Now before you begin to think that I hate this book, I'll tell you that I do not. It's actually a good book. Just unbelievably incomplete. With sous vide there is pasteurization and there is a good cooking time/temp combo. They are not the same. Some things you can cook enough to make it safe but it would be disgustingly under-cooked to eat. Also, sous vide time/temp is very dependent upon thickness.

As previously stated Baldwin did practically "write the book" on sous vide cooking times....on his website, not in his actual book. Surprisingly, he doesn't even mention thickness in his charts. I'm not sure he mentions it anywhere in his book except when talking about eggs. There are also somewhat of inconsistencies in parts of the book, especially when cross referencing his website. The information is not wrong but confusingly inconsistent.

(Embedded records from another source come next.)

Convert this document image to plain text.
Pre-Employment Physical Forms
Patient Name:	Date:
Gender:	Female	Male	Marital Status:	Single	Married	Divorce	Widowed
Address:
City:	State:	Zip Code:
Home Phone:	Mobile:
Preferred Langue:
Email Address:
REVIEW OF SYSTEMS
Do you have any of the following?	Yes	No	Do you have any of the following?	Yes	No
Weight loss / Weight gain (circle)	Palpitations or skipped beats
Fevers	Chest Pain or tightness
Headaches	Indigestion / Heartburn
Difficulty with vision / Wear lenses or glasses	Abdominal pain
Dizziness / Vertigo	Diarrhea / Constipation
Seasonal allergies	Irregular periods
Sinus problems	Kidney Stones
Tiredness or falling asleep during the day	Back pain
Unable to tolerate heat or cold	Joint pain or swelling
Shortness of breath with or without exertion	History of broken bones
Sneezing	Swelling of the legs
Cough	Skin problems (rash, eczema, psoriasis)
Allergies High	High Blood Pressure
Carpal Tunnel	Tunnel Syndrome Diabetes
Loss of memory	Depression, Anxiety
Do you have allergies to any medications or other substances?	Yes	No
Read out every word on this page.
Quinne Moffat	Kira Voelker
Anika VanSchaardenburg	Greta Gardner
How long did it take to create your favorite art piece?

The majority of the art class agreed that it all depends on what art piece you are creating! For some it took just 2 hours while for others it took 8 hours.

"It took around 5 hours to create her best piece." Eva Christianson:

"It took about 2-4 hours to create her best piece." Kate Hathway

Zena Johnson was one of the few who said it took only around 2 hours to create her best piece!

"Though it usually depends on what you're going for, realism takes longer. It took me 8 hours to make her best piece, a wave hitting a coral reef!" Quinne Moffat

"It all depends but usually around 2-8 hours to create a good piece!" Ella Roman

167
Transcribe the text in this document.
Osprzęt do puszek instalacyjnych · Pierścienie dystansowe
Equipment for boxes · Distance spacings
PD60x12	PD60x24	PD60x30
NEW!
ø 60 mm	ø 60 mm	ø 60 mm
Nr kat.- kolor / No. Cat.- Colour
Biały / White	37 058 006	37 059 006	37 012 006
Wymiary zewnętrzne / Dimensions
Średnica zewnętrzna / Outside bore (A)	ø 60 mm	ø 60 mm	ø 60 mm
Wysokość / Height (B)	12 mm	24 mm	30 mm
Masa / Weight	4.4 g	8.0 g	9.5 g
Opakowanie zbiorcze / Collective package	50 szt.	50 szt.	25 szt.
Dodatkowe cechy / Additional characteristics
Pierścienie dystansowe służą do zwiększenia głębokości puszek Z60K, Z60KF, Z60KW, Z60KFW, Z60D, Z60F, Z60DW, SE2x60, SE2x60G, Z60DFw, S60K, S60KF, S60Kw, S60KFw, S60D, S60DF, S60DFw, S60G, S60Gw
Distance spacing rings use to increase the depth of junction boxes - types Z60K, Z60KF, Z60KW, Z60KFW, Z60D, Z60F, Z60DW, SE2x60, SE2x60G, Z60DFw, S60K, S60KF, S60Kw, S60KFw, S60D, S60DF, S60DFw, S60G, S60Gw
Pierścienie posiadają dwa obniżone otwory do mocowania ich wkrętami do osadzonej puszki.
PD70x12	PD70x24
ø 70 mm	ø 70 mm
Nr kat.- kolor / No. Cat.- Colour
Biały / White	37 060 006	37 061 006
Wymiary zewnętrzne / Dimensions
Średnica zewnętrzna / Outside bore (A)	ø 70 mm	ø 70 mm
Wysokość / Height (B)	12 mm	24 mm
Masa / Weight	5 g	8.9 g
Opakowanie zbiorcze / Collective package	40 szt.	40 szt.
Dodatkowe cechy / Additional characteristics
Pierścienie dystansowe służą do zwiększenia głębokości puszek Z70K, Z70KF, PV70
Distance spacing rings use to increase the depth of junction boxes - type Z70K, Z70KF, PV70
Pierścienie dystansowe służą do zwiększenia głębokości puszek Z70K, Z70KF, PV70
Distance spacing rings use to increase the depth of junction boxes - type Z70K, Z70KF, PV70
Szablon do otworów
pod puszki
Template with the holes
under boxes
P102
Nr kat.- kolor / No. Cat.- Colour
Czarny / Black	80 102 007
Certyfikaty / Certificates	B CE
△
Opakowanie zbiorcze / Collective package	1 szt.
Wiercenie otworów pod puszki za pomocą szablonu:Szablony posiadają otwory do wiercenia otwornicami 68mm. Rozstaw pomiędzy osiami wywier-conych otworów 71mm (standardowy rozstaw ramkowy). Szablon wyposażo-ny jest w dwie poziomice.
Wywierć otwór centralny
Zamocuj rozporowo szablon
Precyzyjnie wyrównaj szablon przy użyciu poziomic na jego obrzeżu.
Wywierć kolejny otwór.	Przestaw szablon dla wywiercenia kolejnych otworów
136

There is very good information in this book and (what looks like) very good recipes. It would be great if this book was as is but had charts clearly listing cooking times/temp based on thickness while differentiating between pasteurization, actual recommended cooking time to taste good, and max time that you can leave the food at target temperature before it starts to degrade (in taste.) Those charts alone could make this book a 5/5 and make it complete.

It would be nice to have recommendations of side dishes to serve with the recipes (not a dealbreaker.) If this book had full meal recipes planned by time, that would be amazing. However I wouldn't deduct any stars for not having either of these.